The Tightly Designed Tapestry Is a Complex Strategy Game with Elaborate Miniatures
Images Courtesy of Stonemaier Games
The elaborate, high-end strategy game Tapestry is the latest brainchild of Jamey Stegmaier, the designer of Charterstone (my #2 game of 2018) and Scythe, and the owner of Stonemaier Games, which published this year’s Kennerspiel des Jahres winner Wingspan. With painted miniatures and other quality components, the game carries a hefty list price of $99, further adding to the expectations set for the game as Stonemaier started fulfilling Kickstarter orders in September. It is, fortunately, a very good game, tightly designed and easy to learn as you go, although I don’t think it is as much a civilization-building game as it would like to be.
In Tapestry, players will compete to do … a lot of things, actually. There are four advancement tracks around the main board with twelve spaces each; players can expend resources to move up a space on each track, gaining set benefits and sometimes paying another resource for a bonus, with additional rewards for players who are the first to reach the fourth, seventh, tenth, or final spaces on each track. There’s a map in the middle, a smaller one for 1-3 players and a larger one for 4-5, where players can explore new hex tiles and conquer them, sometimes even taking a hex controlled by an opponent. Players can research technology cards and then upgrade them twice over the course of the game, gaining benefits with those upgrades. Each player gets a civilization card that brings some unique ability or bonuses throughout the game, and each player gets a city map that they’ll try to cover up with buildings and larger landmarks, gaining resources for every 3×3 square completed and points for every nine-square row or column completed.

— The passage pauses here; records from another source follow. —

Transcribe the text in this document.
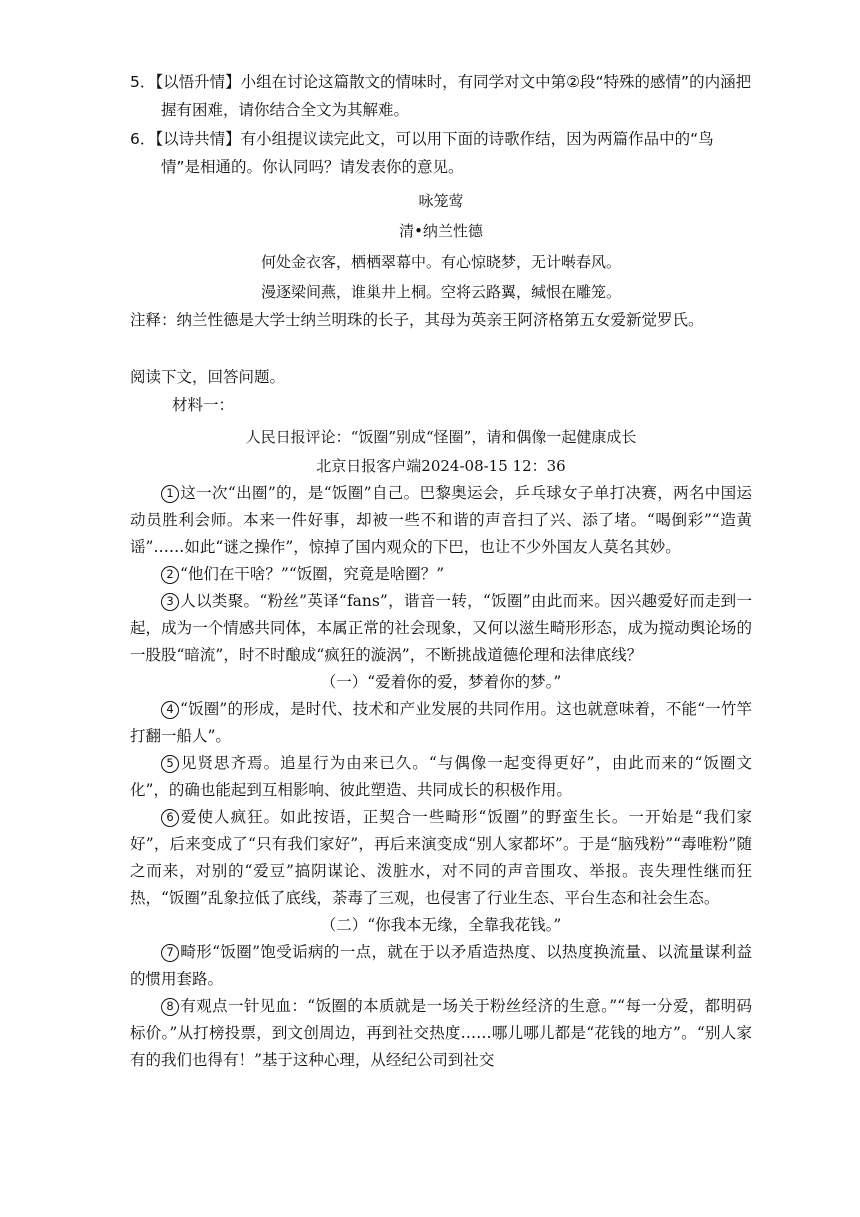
5．【以悟升情】小组在讨论这篇散文的情味时，有同学对文中第②段“特殊的感情”的内涵把握有困难，请你结合全文为其解难。

6．【以诗共情】有小组提议读完此文，可以用下面的诗歌作结，因为两篇作品中的“鸟情”是相通的。你认同吗？请发表你的意见。

咏笼莺

清•纳兰性德

何处金衣客，栖栖翠幕中。有心惊晓梦，无计啭春风。

漫逐梁间燕，谁巢井上桐。空将云路翼，缄恨在雕笼。

注释：纳兰性德是大学士纳兰明珠的长子，其母为英亲王阿济格第五女爱新觉罗氏。

阅读下文，回答问题。

材料一：

人民日报评论：“饭圈”别成“怪圈”，请和偶像一起健康成长

北京日报客户端2024-08-15 12：36

1 这一次“出圈”的，是“饭圈”自己。巴黎奥运会，乒乓球女子单打决赛，两名中国运动员胜利会师。本来一件好事，却被一些不和谐的声音扫了兴、添了堵。“喝倒彩”“造黄谣”……如此“谜之操作”，惊掉了国内观众的下巴，也让不少外国友人莫名其妙。

2 “他们在干啥？”“饭圈，究竟是啥圈？”

3 人以类聚。“粉丝”英译“fans”，谐音一转，“饭圈”由此而来。因兴趣爱好而走到一起，成为一个情感共同体，本属正常的社会现象，又何以滋生畸形形态，成为搅动舆论场的一股股“暗流”，时不时酿成“疯狂的漩涡”，不断挑战道德伦理和法律底线？

（一）“爱着你的爱，梦着你的梦。”

4 “饭圈”的形成，是时代、技术和产业发展的共同作用。这也就意味着，不能“一竹竿打翻一船人”。

5 见贤思齐焉。追星行为由来已久。“与偶像一起变得更好”，由此而来的“饭圈文化”，的确也能起到互相影响、彼此塑造、共同成长的积极作用。

6 爱使人疯狂。如此按语，正契合一些畸形“饭圈”的野蛮生长。一开始是“我们家好”，后来变成了“只有我们家好”，再后来演变成“别人家都坏”。于是“脑残粉”“毒唯粉”随之而来，对别的“爱豆”搞阴谋论、泼脏水，对不同的声音围攻、举报。丧失理性继而狂热，“饭圈”乱象拉低了底线，荼毒了三观，也侵害了行业生态、平台生态和社会生态。

（二）“你我本无缘，全靠我花钱。”

7 畸形“饭圈”饱受诟病的一点，就在于以矛盾造热度、以热度换流量、以流量谋利益的惯用套路。

8 有观点一针见血：“饭圈的本质就是一场关于粉丝经济的生意。”“每一分爱，都明码标价。”从打榜投票，到文创周边，再到社交热度……哪儿哪儿都是“花钱的地方”。“别人家有的我们也得有！”基于这种心理，从经纪公司到社交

As in my #1 game of 2018, Everdell, Tapestry puts each player on their own unique timeline, where you move through four eras (and score at the start of your fifth, ending your own game) at a pace of your choosing, and you might end your era several turns before another player does so. You begin each era by taking income, which includes gaining resources, scoring some points, and later in the game gaining additional bonuses. You start eras two through four by placing a tapestry card that gives you a special ability or power for the duration of that era, then upgrade one of your existing technology cards and take all of the goodies coming to you for your income, including increasing victory point totals as you uncover multipliers on your personal board.
You can accumulate points in myriad ways across the course of a game, but Tapestry doesn’t feel point salad-y in spite of this because there are enough interactions across the advancement tracks and technology cards that push you to diversify your strategy. You’ll gain points for filling out your city map, conquering territories, upgrading some technology cards, trading in technology or tapestry cards you don’t need, placing more of your 20 buildings, reaching the end of any advancement track, exploring space, and more, although you won’t get to do much of everything in any single play. Because resources are limited, especially early in the game, I have found myself naturally adopting a strategy of majoring on one track and minoring in a second one in the first half of the game, so that I get to some of the bigger benefits earlier and don’t fall behind any opponents trying to race up their own tracks.
As good as Tapestry is as a moderately complex strategy game, it doesn’t feel at all like a civilization-builder. The theme is civ-based, but the actual turns feel like nothing that. You do advance on four separate tracks, but there isn’t the same sense of building something, gaining territory, or evolving your own little society. The technology cards don’t really form a tech tree, and what you draw from that deck is just a little better than random. Although you play a new tapestry card when you start each new era, the cards themselves aren’t tiered, so you don’t acquire stronger powers or abilities through those cards across the game, and there’s a good chance the last tapestry card you play will bring little benefit because of how advanced you are on the board. The goals also feel abstract and the civilization cards just bring different powers, but again don’t tie in well to the text.